YRC officials in a conference call with analysts after announcing the charges said they had seen no improvement in the economy or the less-than-truckload market in the fourth quarter.
“It’s not a good economic environment right now,” Chief Executive Officer Bill Zollars told analysts.
But while YRC has suffered with the rest of the sector, analysts have highlighted the company’s continuing struggle to integrate USF, which is a regional operator.
YRC officials on the conference call said that up to $650 million in charges would relate to a decline in estimated fair value for USF, with up to $150 million related to a reduction in the calculated fair values of USF and Roadway.
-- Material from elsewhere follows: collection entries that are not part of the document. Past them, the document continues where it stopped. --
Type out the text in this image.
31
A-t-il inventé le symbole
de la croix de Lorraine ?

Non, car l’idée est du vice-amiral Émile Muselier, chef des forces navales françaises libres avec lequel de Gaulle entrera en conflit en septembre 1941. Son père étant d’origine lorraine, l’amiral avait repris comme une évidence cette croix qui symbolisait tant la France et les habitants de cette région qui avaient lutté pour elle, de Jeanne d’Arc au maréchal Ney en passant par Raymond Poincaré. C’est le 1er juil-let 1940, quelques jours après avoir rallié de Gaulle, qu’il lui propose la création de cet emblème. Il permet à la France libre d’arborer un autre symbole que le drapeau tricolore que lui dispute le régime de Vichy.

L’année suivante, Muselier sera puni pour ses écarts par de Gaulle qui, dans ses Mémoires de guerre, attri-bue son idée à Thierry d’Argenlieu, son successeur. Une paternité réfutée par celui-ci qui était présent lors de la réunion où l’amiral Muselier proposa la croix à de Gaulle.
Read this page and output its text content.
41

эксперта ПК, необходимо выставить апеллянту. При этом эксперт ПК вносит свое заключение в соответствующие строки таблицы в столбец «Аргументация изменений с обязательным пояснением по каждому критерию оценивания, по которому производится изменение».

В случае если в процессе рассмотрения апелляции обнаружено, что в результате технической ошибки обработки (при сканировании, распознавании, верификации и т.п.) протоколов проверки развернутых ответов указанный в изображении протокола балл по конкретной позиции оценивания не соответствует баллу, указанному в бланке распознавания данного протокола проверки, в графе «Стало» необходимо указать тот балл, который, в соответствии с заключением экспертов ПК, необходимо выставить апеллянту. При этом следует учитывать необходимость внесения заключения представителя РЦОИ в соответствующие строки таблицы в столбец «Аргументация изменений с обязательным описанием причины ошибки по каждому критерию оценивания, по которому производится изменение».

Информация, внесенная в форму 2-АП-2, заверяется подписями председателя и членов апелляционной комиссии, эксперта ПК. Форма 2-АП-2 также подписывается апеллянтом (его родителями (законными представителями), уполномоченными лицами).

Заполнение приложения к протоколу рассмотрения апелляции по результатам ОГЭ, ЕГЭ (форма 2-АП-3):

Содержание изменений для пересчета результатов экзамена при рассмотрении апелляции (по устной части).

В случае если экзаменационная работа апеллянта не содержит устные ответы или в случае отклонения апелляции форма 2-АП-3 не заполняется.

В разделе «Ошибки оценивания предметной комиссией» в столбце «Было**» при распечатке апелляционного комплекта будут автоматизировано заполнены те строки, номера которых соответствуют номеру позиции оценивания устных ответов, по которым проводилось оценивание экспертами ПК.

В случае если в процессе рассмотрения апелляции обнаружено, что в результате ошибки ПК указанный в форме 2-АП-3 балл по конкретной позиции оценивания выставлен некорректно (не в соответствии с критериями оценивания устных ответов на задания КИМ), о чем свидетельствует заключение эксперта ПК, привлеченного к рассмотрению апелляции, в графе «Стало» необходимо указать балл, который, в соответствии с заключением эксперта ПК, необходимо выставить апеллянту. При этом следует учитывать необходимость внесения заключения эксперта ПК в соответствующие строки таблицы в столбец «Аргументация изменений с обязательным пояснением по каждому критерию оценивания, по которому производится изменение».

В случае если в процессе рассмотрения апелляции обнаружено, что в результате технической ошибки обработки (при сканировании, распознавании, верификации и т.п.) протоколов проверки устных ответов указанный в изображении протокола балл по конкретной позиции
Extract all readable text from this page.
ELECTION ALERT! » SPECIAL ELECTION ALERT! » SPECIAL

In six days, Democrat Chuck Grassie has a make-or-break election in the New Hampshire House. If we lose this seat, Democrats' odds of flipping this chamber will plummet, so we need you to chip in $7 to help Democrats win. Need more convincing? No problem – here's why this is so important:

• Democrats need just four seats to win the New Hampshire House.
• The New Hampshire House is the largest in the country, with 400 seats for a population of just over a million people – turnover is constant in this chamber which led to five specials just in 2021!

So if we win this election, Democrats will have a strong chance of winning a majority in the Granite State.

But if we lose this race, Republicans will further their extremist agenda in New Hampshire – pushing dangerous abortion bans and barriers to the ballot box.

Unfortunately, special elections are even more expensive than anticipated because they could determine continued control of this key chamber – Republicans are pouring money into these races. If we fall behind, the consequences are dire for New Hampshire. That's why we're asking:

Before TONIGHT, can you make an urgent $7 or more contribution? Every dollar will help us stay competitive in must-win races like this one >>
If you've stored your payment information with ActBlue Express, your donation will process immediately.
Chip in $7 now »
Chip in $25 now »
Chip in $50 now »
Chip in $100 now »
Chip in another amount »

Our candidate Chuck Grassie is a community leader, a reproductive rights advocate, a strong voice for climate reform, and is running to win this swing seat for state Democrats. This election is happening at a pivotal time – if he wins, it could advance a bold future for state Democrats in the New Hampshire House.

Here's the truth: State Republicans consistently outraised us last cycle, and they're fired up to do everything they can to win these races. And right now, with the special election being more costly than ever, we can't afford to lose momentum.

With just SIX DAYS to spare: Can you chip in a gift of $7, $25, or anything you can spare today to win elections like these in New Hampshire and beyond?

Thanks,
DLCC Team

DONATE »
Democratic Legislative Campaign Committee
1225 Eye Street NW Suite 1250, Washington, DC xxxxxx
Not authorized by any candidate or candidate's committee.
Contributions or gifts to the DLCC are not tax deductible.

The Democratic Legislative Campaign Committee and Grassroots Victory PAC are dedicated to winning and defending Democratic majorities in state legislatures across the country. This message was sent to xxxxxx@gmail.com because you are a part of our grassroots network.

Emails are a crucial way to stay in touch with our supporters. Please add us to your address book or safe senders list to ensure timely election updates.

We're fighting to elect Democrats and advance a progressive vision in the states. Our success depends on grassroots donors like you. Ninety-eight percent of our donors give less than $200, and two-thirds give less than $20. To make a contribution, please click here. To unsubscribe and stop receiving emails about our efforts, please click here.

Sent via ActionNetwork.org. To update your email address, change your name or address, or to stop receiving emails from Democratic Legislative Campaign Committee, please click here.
“Freight environment appears to be stable but at weak levels and with no signs of improvement,” Baird analyst Jon Langenfeld wrote in a research note. “Maintain Neutral rating as we continue to recommend avoiding the stock based on all-in valuation, but we recognize the stock would likely rebound once the trucking stocks move.”
The company said in a statement that the charges will not affect YRC’s cash flow or its ability to obtain financing, and will not change YRC’s outlook for these units.
The company stopped providing an earnings outlook for investors last year, citing economic uncertainty.
YRC said it is making progress in efforts to cut costs and improve its operations. Last month it reached a tentative agreement with the Teamsters union toward a new five-year labor contract.
Company officials said YRC was on track to complete a plan to cut $100 million in costs.
YRC shares were down $1.36 at $15.73 in midday trading on Nasdaq. YRC shares had reached a 52-week low of $15.87 on Nov. 21, down more than 64 percent from a 52-week high of $47.09 hit on Feb. 22.